D’un bond digne des acrobates itinérants de Doroda, le Nain atterrit au milieu de la troupe de Gobelins, en assommant quatre et en tuant un sur le coup. S’étant saisi de sa hache, il disloqua la moitié du régiment de ces ignobles créatures sans leur laisser le temps de réagir. Au milieu de leurs derniers congénères qui couraient en tous sens, complètement terrorisés, deux d’entre eux, un peu plus courageux (enfin, un peu moins couards) osèrent prendre leurs arcs et tirer sur le Nain couvert de feuilles. D’un rapide revers de la main, ce dernier détourna les deux flèches avant qu’elles n’atteignent son visage. Bouches-bées, les Gobelins tournèrent les talons pour finalement fuir avec les autres le lieu du combat, ou plutôt du massacre.
« Quand vous reverrez votre chef, dîtes lui de venir me voir lui-même s’il a quelque chose à me reprocher, je m’expliquerais avec lui! », leur lança le Nain essoufflé.
Ses poumons le brûlaient horriblement à chaque fois qu’il faisait un effort violent. Tout cela à cause de ce maudit Troll, le même qui lui avait ravi sa femme sans qu’il ne puisse rien faire…

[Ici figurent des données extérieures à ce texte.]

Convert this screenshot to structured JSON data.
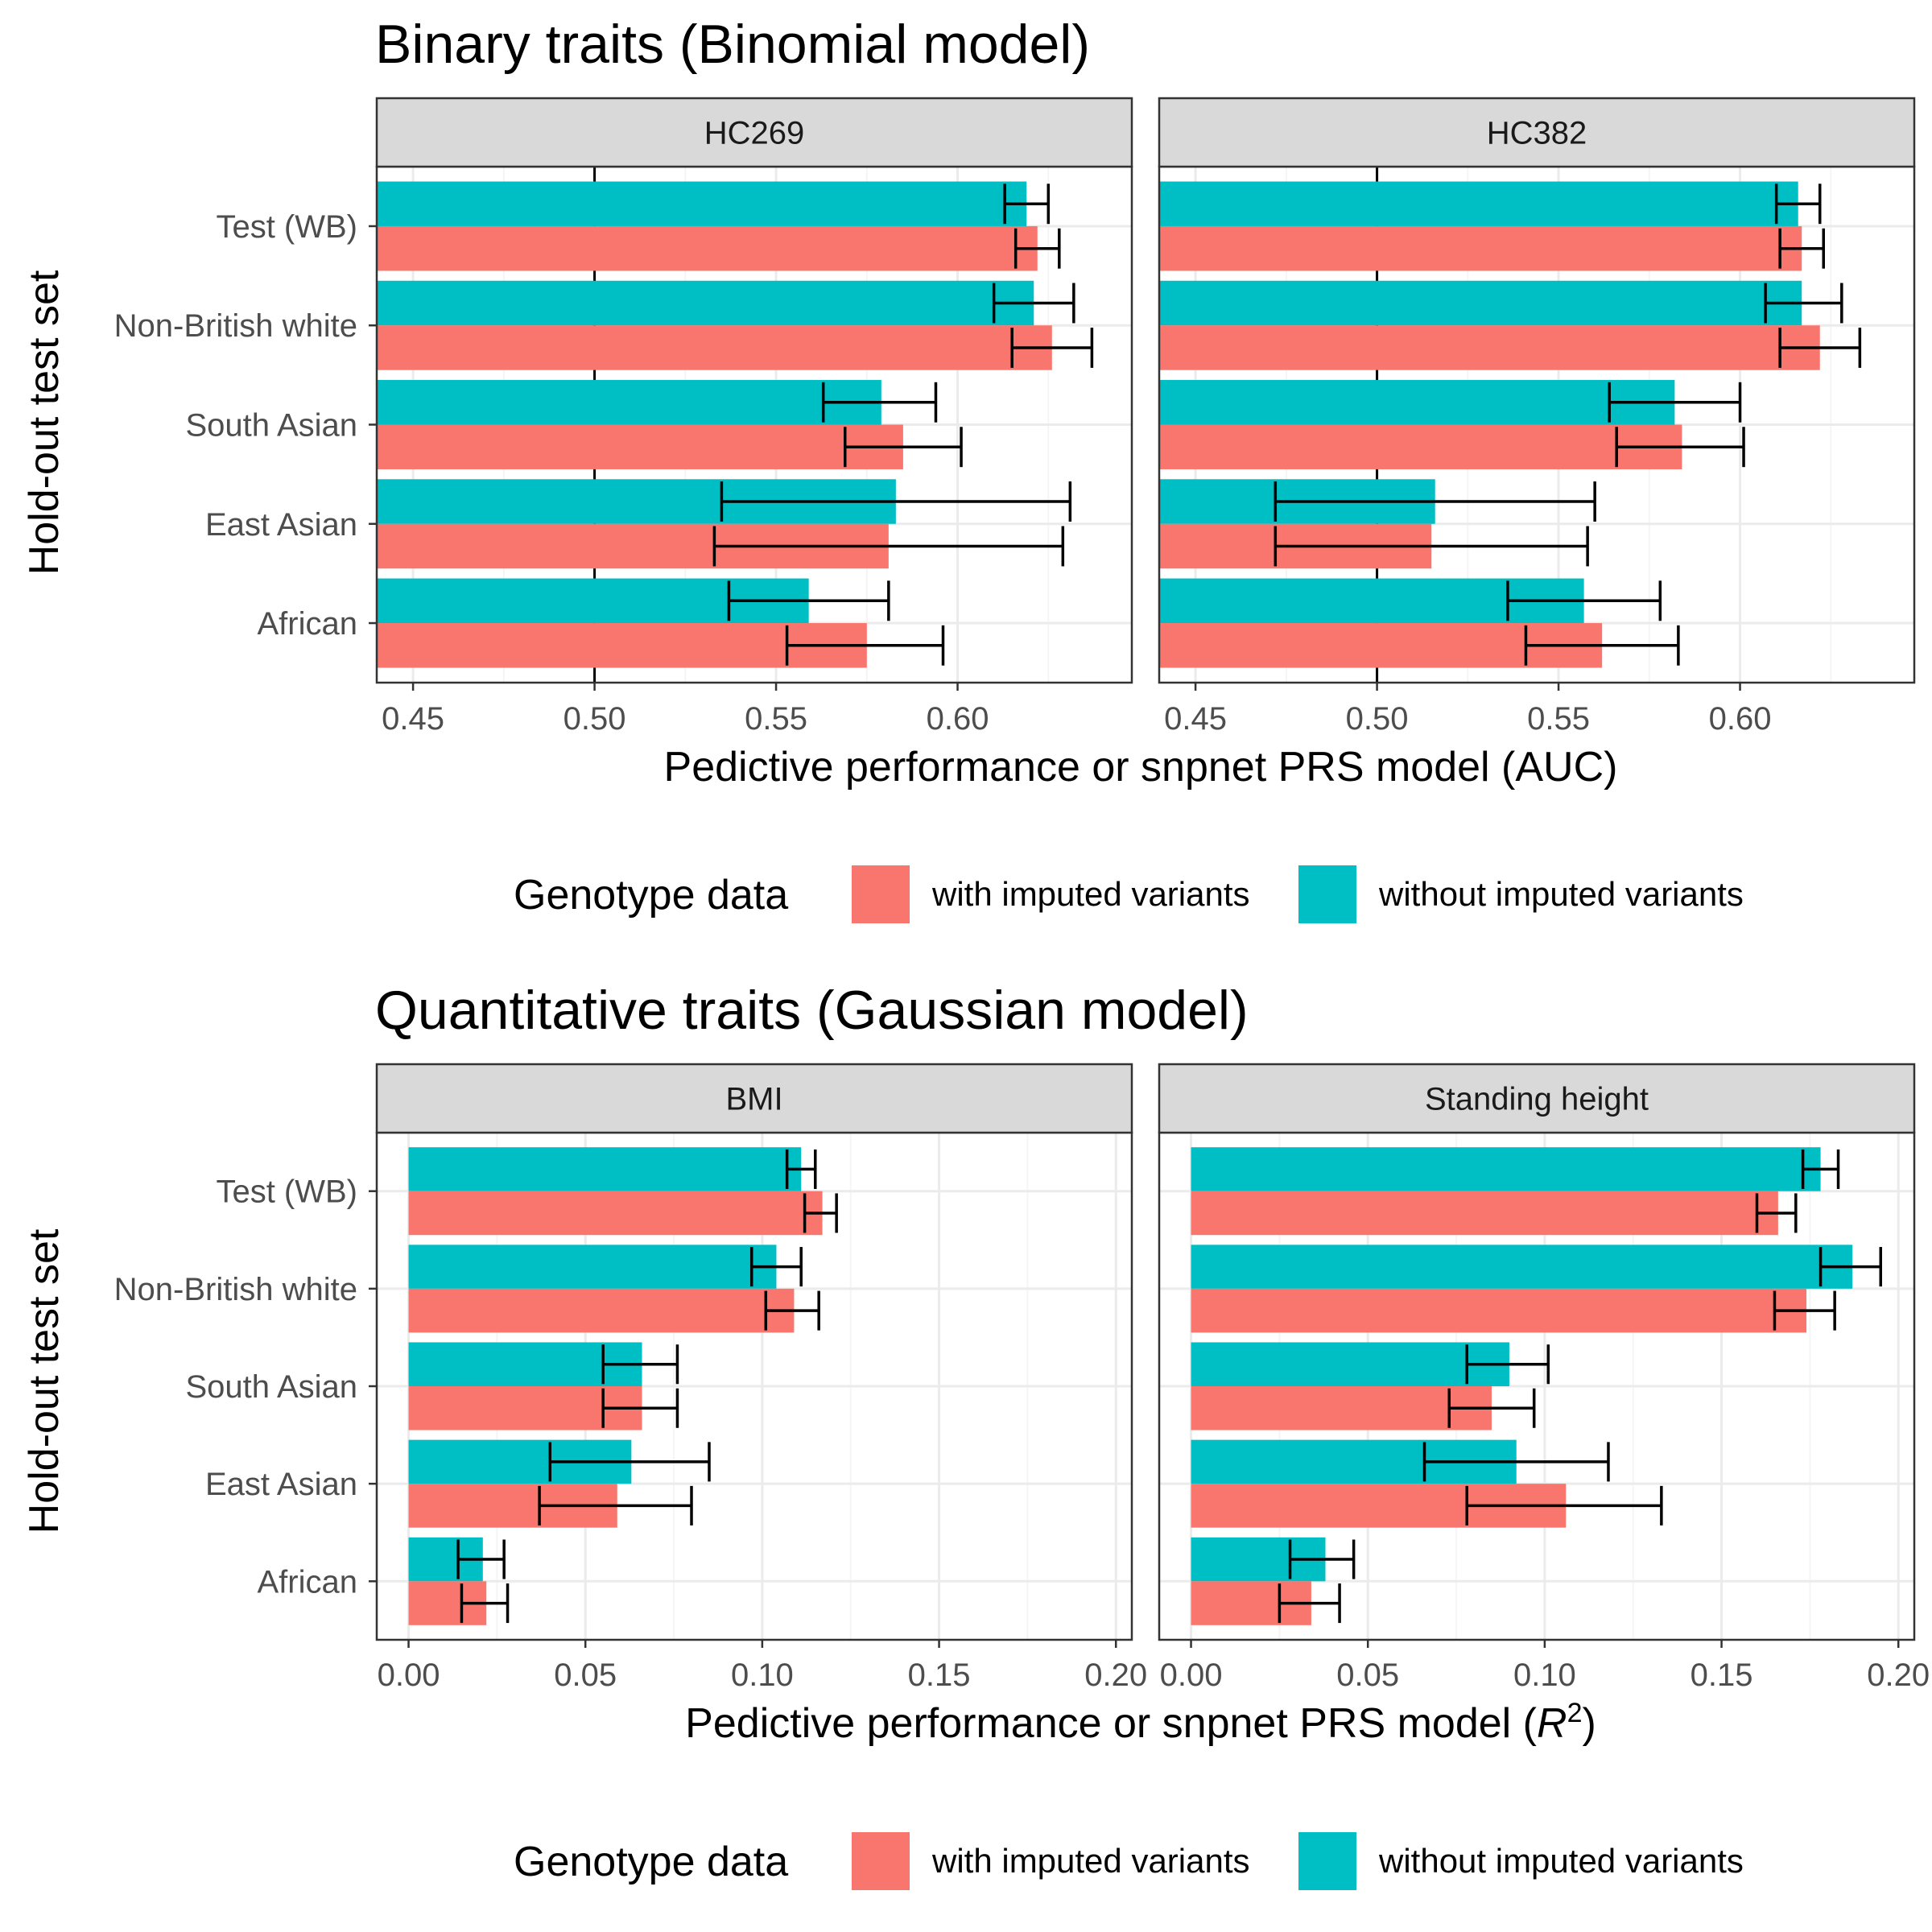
{
  "colors": {
    "with": "#F8766D",
    "without": "#00BFC4",
    "strip_bg": "#D9D9D9",
    "grid_major": "#EBEBEB",
    "grid_minor": "#F5F5F5",
    "panel_border": "#333333"
  },
  "legend": {
    "title": "Genotype data",
    "items": [
      {
        "key": "with",
        "label": "with imputed variants"
      },
      {
        "key": "without",
        "label": "without imputed variants"
      }
    ],
    "position": "bottom"
  },
  "chart_data": [
    {
      "type": "bar",
      "orientation": "horizontal",
      "title": "Binary traits (Binomial model)",
      "xlabel": "Pedictive performance or snpnet PRS model (AUC)",
      "ylabel": "Hold-out test set",
      "categories": [
        "Test (WB)",
        "Non-British white",
        "South Asian",
        "East Asian",
        "African"
      ],
      "xlim": [
        0.44,
        0.648
      ],
      "bar_base": 0.44,
      "xticks": [
        "0.45",
        "0.50",
        "0.55",
        "0.60"
      ],
      "ref_line": 0.5,
      "grid": true,
      "panels": [
        {
          "strip": "HC269",
          "series": [
            {
              "key": "without",
              "values": [
                0.619,
                0.621,
                0.579,
                0.583,
                0.559
              ],
              "lower": [
                0.613,
                0.61,
                0.563,
                0.535,
                0.537
              ],
              "upper": [
                0.625,
                0.632,
                0.594,
                0.631,
                0.581
              ]
            },
            {
              "key": "with",
              "values": [
                0.622,
                0.626,
                0.585,
                0.581,
                0.575
              ],
              "lower": [
                0.616,
                0.615,
                0.569,
                0.533,
                0.553
              ],
              "upper": [
                0.628,
                0.637,
                0.601,
                0.629,
                0.596
              ]
            }
          ]
        },
        {
          "strip": "HC382",
          "series": [
            {
              "key": "without",
              "values": [
                0.616,
                0.617,
                0.582,
                0.516,
                0.557
              ],
              "lower": [
                0.61,
                0.607,
                0.564,
                0.472,
                0.536
              ],
              "upper": [
                0.622,
                0.628,
                0.6,
                0.56,
                0.578
              ]
            },
            {
              "key": "with",
              "values": [
                0.617,
                0.622,
                0.584,
                0.515,
                0.562
              ],
              "lower": [
                0.611,
                0.611,
                0.566,
                0.472,
                0.541
              ],
              "upper": [
                0.623,
                0.633,
                0.601,
                0.558,
                0.583
              ]
            }
          ]
        }
      ]
    },
    {
      "type": "bar",
      "orientation": "horizontal",
      "title": "Quantitative traits (Gaussian model)",
      "xlabel_prefix": "Pedictive performance or snpnet PRS model (",
      "xlabel_var": "R",
      "xlabel_sup": "2",
      "xlabel_suffix": ")",
      "ylabel": "Hold-out test set",
      "categories": [
        "Test (WB)",
        "Non-British white",
        "South Asian",
        "East Asian",
        "African"
      ],
      "xlim": [
        -0.009,
        0.2045
      ],
      "bar_base": 0,
      "xticks": [
        "0.00",
        "0.05",
        "0.10",
        "0.15",
        "0.20"
      ],
      "grid": true,
      "panels": [
        {
          "strip": "BMI",
          "series": [
            {
              "key": "without",
              "values": [
                0.111,
                0.104,
                0.066,
                0.063,
                0.021
              ],
              "lower": [
                0.107,
                0.097,
                0.055,
                0.04,
                0.014
              ],
              "upper": [
                0.115,
                0.111,
                0.076,
                0.085,
                0.027
              ]
            },
            {
              "key": "with",
              "values": [
                0.117,
                0.109,
                0.066,
                0.059,
                0.022
              ],
              "lower": [
                0.112,
                0.101,
                0.055,
                0.037,
                0.015
              ],
              "upper": [
                0.121,
                0.116,
                0.076,
                0.08,
                0.028
              ]
            }
          ]
        },
        {
          "strip": "Standing height",
          "series": [
            {
              "key": "without",
              "values": [
                0.178,
                0.187,
                0.09,
                0.092,
                0.038
              ],
              "lower": [
                0.173,
                0.178,
                0.078,
                0.066,
                0.028
              ],
              "upper": [
                0.183,
                0.195,
                0.101,
                0.118,
                0.046
              ]
            },
            {
              "key": "with",
              "values": [
                0.166,
                0.174,
                0.085,
                0.106,
                0.034
              ],
              "lower": [
                0.16,
                0.165,
                0.073,
                0.078,
                0.025
              ],
              "upper": [
                0.171,
                0.182,
                0.097,
                0.133,
                0.042
              ]
            }
          ]
        }
      ]
    }
  ]
}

Le Nain alla entasser les cadavres de ses ennemis avec les autres, qu’il avait amassés plus bas dans la vallée. Il les enduisit de poix, les recouvrit de fagots et les entoura d’un cercle de pierres , puis il arrosa l’espace entre les pierres et les Gobelins morts pour ne pas mettre le feu à la forêt toute proche. Il fît donc son offrande aux Ancêtres, en immolant ses nombreuses victimes. Il retourna ensuite dans sa grotte pour chercher quelques affaires : une corde, de la craie pour que ses mains ne glissent pas sur la roche, quelques fruits secs et peu de viande crue qu’il devrait manger en chemin. Il avait plusieurs heures de marche devant lui avant d’atteindre le pied du Mont Rugissant .Le gravir en pleine nuit n’allait pas être chose facile : huit heures d’ascension à main nues, sans compter les nombreux dangers qui guettent les voyageurs imprudents dans l’obscurité…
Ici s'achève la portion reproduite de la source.